Still, I'm curious about people's resistance to films that could be seen as a cathartic cleanser of a film for the writer or filmmaker. Does Barton Fink work for DavidSeven in ways that Seven Psychopaths doesn't? His wording suggests it's not individuated but rather collective as a flaw in these kinds of films.
I could write for days about the cleverness of "Adaptation," and how everything in that script goes toward its themes. But --
For me, it comes down to viewing these movies as narcissistic on some level, and finding the people that write them as out of touch. Stephen King has done a bunch of them and he drives me crazy with that shit.
I like how you're nibbling away at the edges of something here, and I'm curious about how and why David's comment resonated with you so deeply.
number8
02-01-2013, 09:45 PM
The word is navel-gazing.
DavidSeven
02-01-2013, 10:02 PM
Still, I'm curious about people's resistance to films that could be seen as a cathartic cleanser of a film for the writer or filmmaker. Does Barton Fink work for DavidSeven in ways that Seven Psychopaths doesn't? His wording suggests it's not individuated but rather collective as a flaw in these kinds of films.

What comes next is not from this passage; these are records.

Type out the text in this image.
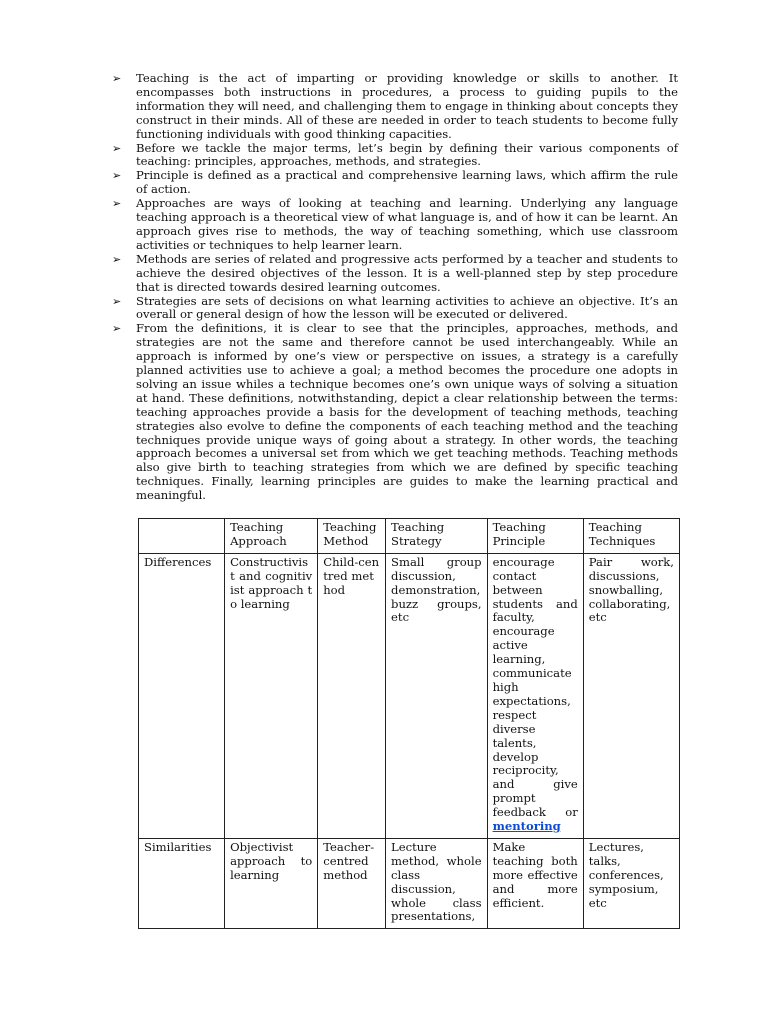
➢	Teaching is the act of imparting or providing knowledge or skills to another. It encompasses both instructions in procedures, a process to guiding pupils to the information they will need, and challenging them to engage in thinking about concepts they construct in their minds. All of these are needed in order to teach students to become fully functioning individuals with good thinking capacities.
➢	Before we tackle the major terms, let’s begin by defining their various components of teaching: principles, approaches, methods, and strategies.
➢	Principle is defined as a practical and comprehensive learning laws, which affirm the rule of action.
➢	Approaches are ways of looking at teaching and learning. Underlying any language teaching approach is a theoretical view of what language is, and of how it can be learnt. An approach gives rise to methods, the way of teaching something, which use classroom activities or techniques to help learner learn.
➢	Methods are series of related and progressive acts performed by a teacher and students to achieve the desired objectives of the lesson. It is a well-planned step by step procedure that is directed towards desired learning outcomes.
➢	Strategies are sets of decisions on what learning activities to achieve an objective. It’s an overall or general design of how the lesson will be executed or delivered.
➢	From the definitions, it is clear to see that the principles, approaches, methods, and strategies are not the same and therefore cannot be used interchangeably. While an approach is informed by one’s view or perspective on issues, a strategy is a carefully planned activities use to achieve a goal; a method becomes the procedure one adopts in solving an issue whiles a technique becomes one’s own unique ways of solving a situation at hand. These definitions, notwithstanding, depict a clear relationship between the terms: teaching approaches provide a basis for the development of teaching methods, teaching strategies also evolve to define the components of each teaching method and the teaching techniques provide unique ways of going about a strategy. In other words, the teaching approach becomes a universal set from which we get teaching methods. Teaching methods also give birth to teaching strategies from which we are defined by specific teaching techniques. Finally, learning principles are guides to make the learning practical and meaningful.
	Teaching Approach	Teaching Method	Teaching Strategy	Teaching Principle	Teaching Techniques
Differences	Constructivist and cognitivist approach to learning	Child-centred method	Small group discussion, demonstration, buzz groups, etc	encourage contact between students and faculty, encourage active learning, communicate high expectations, respect diverse talents, develop reciprocity, and give prompt feedback or mentoring	Pair work, discussions, snowballing, collaborating, etc
Similarities	Objectivist approach to learning	Teacher-centred method	Lecture method, whole class discussion, whole class presentations,	Make teaching both more effective and more efficient.	Lectures, talks, conferences, symposium, etc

Barton Fink didn’t work for me, but it’s been way too long since I’ve seen it to remember its problems with any specificity. I think Adaptation is tremendous, though the third act is probably my least favorite part of the film. It’s hard for me to say why I think it works while others don’t. Maybe there’s just an aspect to the Kaufman character’s journey to creative and self discovery that I find more universal. It also helps that the ancillary parts of Jonze’s film (performance, direction, narrative, etc.) are also exceedingly well done. I just don’t find the idea of “writer’s block” that interesting in itself, at least not enough to support an entire feature. It's too insular and often too industry specific. If it’s used as a springboard to delve into more interesting aspects of the human psyche or to do something really clever creatively, then fine. That's what Adaptation did. If, on the other hand, it feels like a mere means of navel-gazing or a justification for using your film as depository for your poorly fleshed out ideas, then I don't personally get a lot out of that exploration.
Yxklyx
02-02-2013, 12:42 AM
...If it’s used as a springboard to delve into more interesting aspects of the human psyche or to do something really clever creatively, then fine. ....

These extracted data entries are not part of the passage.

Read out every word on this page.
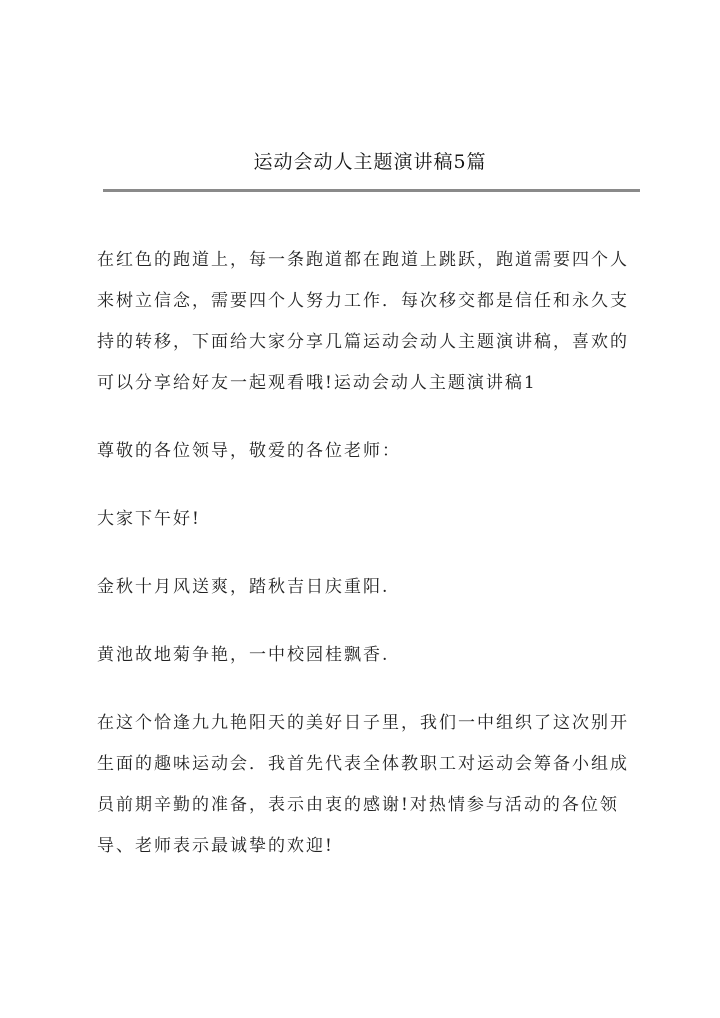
运动会动人主题演讲稿5篇
在红色的跑道上，每一条跑道都在跑道上跳跃，跑道需要四个人
来树立信念，需要四个人努力工作．每次移交都是信任和永久支
持的转移，下面给大家分享几篇运动会动人主题演讲稿，喜欢的
可以分享给好友一起观看哦!运动会动人主题演讲稿1
尊敬的各位领导，敬爱的各位老师：
大家下午好!
金秋十月风送爽，踏秋吉日庆重阳.
黄池故地菊争艳，一中校园桂飘香.
在这个恰逢九九艳阳天的美好日子里，我们一中组织了这次别开
生面的趣味运动会．我首先代表全体教职工对运动会筹备小组成
员前期辛勤的准备，表示由衷的感谢!对热情参与活动的各位领
导、老师表示最诚挚的欢迎!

Like 8 1/2 but that's Director's block - but still same general concept.
Boner M
02-02-2013, 12:58 AM
Berberian Sound Studio if 'sound designer's block' counts.

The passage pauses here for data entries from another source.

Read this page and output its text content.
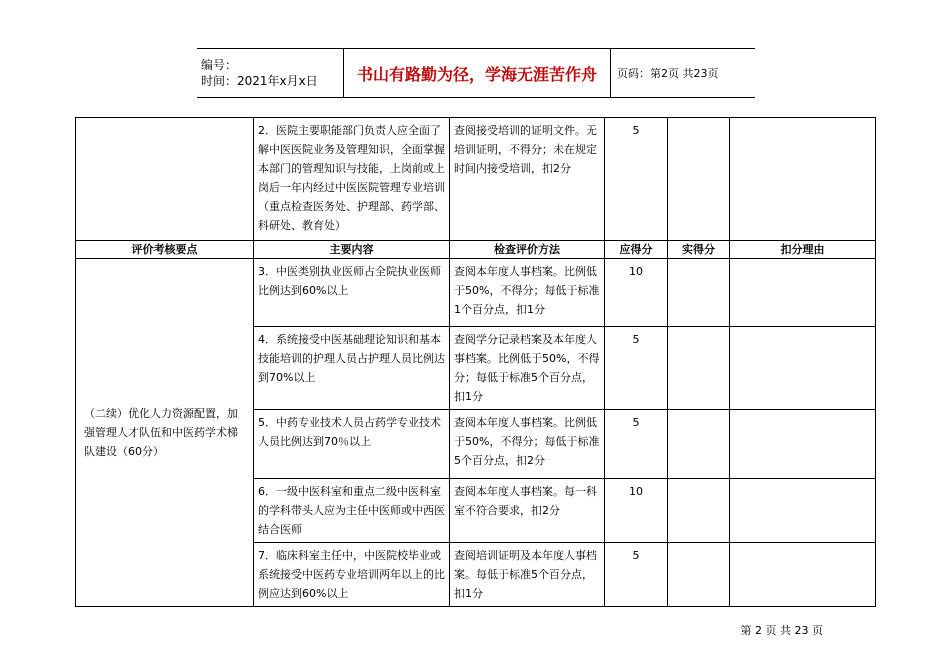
编号：
时间：2021年x月x日	书山有路勤为径，学海无涯苦作舟	页码：第2页 共23页
	2．医院主要职能部门负责人应全面了解中医医院业务及管理知识，全面掌握本部门的管理知识与技能，上岗前或上岗后一年内经过中医医院管理专业培训（重点检查医务处、护理部、药学部、科研处、教育处）	查阅接受培训的证明文件。无培训证明，不得分；未在规定时间内接受培训，扣2分	5		
评价考核要点	主要内容	检查评价方法	应得分	实得分	扣分理由
（二续）优化人力资源配置，加强管理人才队伍和中医药学术梯队建设（60分）	3．中医类别执业医师占全院执业医师比例达到60%以上	查阅本年度人事档案。比例低于50%，不得分；每低于标准1个百分点，扣1分	10		
	4．系统接受中医基础理论知识和基本技能培训的护理人员占护理人员比例达到70%以上	查阅学分记录档案及本年度人事档案。比例低于50%，不得分；每低于标准5个百分点，扣1分	5		
	5．中药专业技术人员占药学专业技术人员比例达到70％以上	查阅本年度人事档案。比例低于50%，不得分；每低于标准5个百分点，扣2分	5		
	6．一级中医科室和重点二级中医科室的学科带头人应为主任中医师或中西医结合医师	查阅本年度人事档案。每一科室不符合要求，扣2分	10		
	7．临床科室主任中，中医院校毕业或系统接受中医药专业培训两年以上的比例应达到60%以上	查阅培训证明及本年度人事档案。每低于标准5个百分点，扣1分	5		
第 2 页 共 23 页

Also a feature that was on the old site and every VB forum since the dawn of time.
:lol:
I guess some of us don't invest enough time into multiple VB forums....
SirNewt
02-04-2013, 06:41 AM
These films exhibit different gradations of metafictionality (is the basic lack of metafiction what saves The Shining from preciousness?)...
I personally am well aware of my own hypocrisy when accusing any film of being pretentious or self absorbed. I love 8 1/2 and it's totally self absorbed. But sometimes while watching an art or indie flick I can mentally hurl no more fitting insult then an accusation of an over preoccupation with the writer or director's, often neurotic, mental exuberances.
So basically the question can be applied much wider. What keeps any movie with autobiographical or self analytic qualities from turning into ponderous crap?